The Ankh-Morpork view of crime and punishment was that the penalty for the first offence should prevent the possibility of a second offence.

12

This always happens in any police chase anywhere. A heavily laden lorry will always pull out of a side alley in front of the pursuit.

If vehicles aren’t involved, then it’ll be a man with a rack of garments. Or two men with a large sheet of glass.

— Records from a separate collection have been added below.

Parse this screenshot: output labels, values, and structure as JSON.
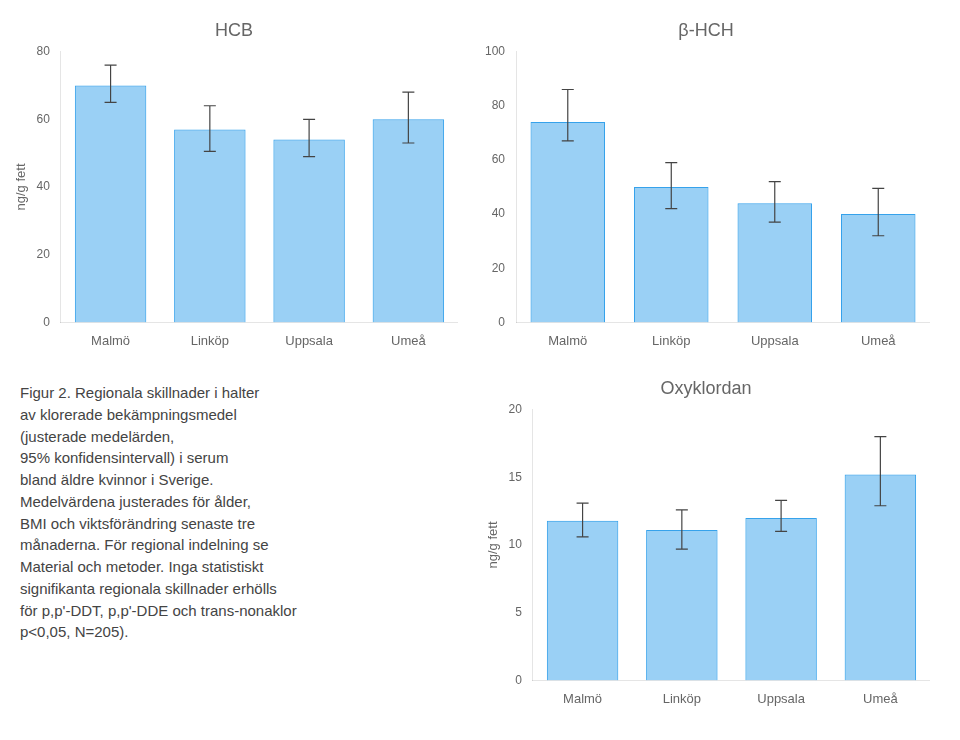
{
  "chart_data": [
    {
      "type": "bar",
      "title": "HCB",
      "categories": [
        "Malmö",
        "Linköp",
        "Uppsala",
        "Umeå"
      ],
      "values": [
        70.0,
        57.0,
        54.0,
        60.0
      ],
      "yerr_upper": [
        6.0,
        7.0,
        6.0,
        8.0
      ],
      "yerr_lower": [
        5.0,
        6.5,
        5.0,
        7.0
      ],
      "ylim": [
        0,
        80
      ],
      "yticks": [
        0,
        20,
        40,
        60,
        80
      ],
      "ylabel": "ng/g fett",
      "grid": false
    },
    {
      "type": "bar",
      "title": "β-HCH",
      "categories": [
        "Malmö",
        "Linköp",
        "Uppsala",
        "Umeå"
      ],
      "values": [
        74.0,
        50.0,
        44.0,
        40.0
      ],
      "yerr_upper": [
        12.0,
        9.0,
        8.0,
        9.5
      ],
      "yerr_lower": [
        7.0,
        8.0,
        7.0,
        8.0
      ],
      "ylim": [
        0,
        100
      ],
      "yticks": [
        0,
        20,
        40,
        60,
        80,
        100
      ],
      "grid": false
    },
    {
      "type": "bar",
      "title": "Oxyklordan",
      "categories": [
        "Malmö",
        "Linköp",
        "Uppsala",
        "Umeå"
      ],
      "values": [
        11.8,
        11.1,
        12.0,
        15.2
      ],
      "yerr_upper": [
        1.3,
        1.5,
        1.3,
        2.8
      ],
      "yerr_lower": [
        1.2,
        1.4,
        1.0,
        2.3
      ],
      "ylim": [
        0,
        20
      ],
      "yticks": [
        0,
        5,
        10,
        15,
        20
      ],
      "ylabel": "ng/g fett",
      "grid": false
    }
  ],
  "caption": [
    "Figur 2. Regionala skillnader i halter",
    "av klorerade bekämpningsmedel",
    "(justerade medelärden,",
    "95% konfidensintervall) i serum",
    "bland äldre kvinnor i Sverige.",
    "Medelvärdena justerades för ålder,",
    "BMI och viktsförändring senaste tre",
    "månaderna. För regional indelning se",
    "Material och metoder. Inga statistiskt",
    "signifikanta regionala skillnader erhölls",
    "för p,p'-DDT, p,p'-DDE och trans-nonaklor",
    "p<0,05, N=205)."
  ]
}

There’s probably some kind of secret society behind all this.

13

And for the most part were unconcerned about matters of height. There’s a dwarfish saying: ‘All trees are felled at ground-level’ — although this is said to be an excessively bowdlerized translation for a saw which more literally means, ‘When his hands are higher than your head, his groin is level with your teeth.’

14

These terms are often synonymous.

15

As they were euphemistically named. People said, ‘They call themselves seamstresses — hem, hem!’

16

Because of the huge obtrusive mass of his forehead, Rogers the bulls’ view of the universe was from two eyes each with their own non-overlapping hemispherical view of the world. Since there were two separate visions, Rogers had reasoned, that meant there must be two bulls (bulls not having been bred for much deductive reasoning). Most bulls believe this, which is why they always keep turning their head this way and that when they look at you. They do this because both of them want to see.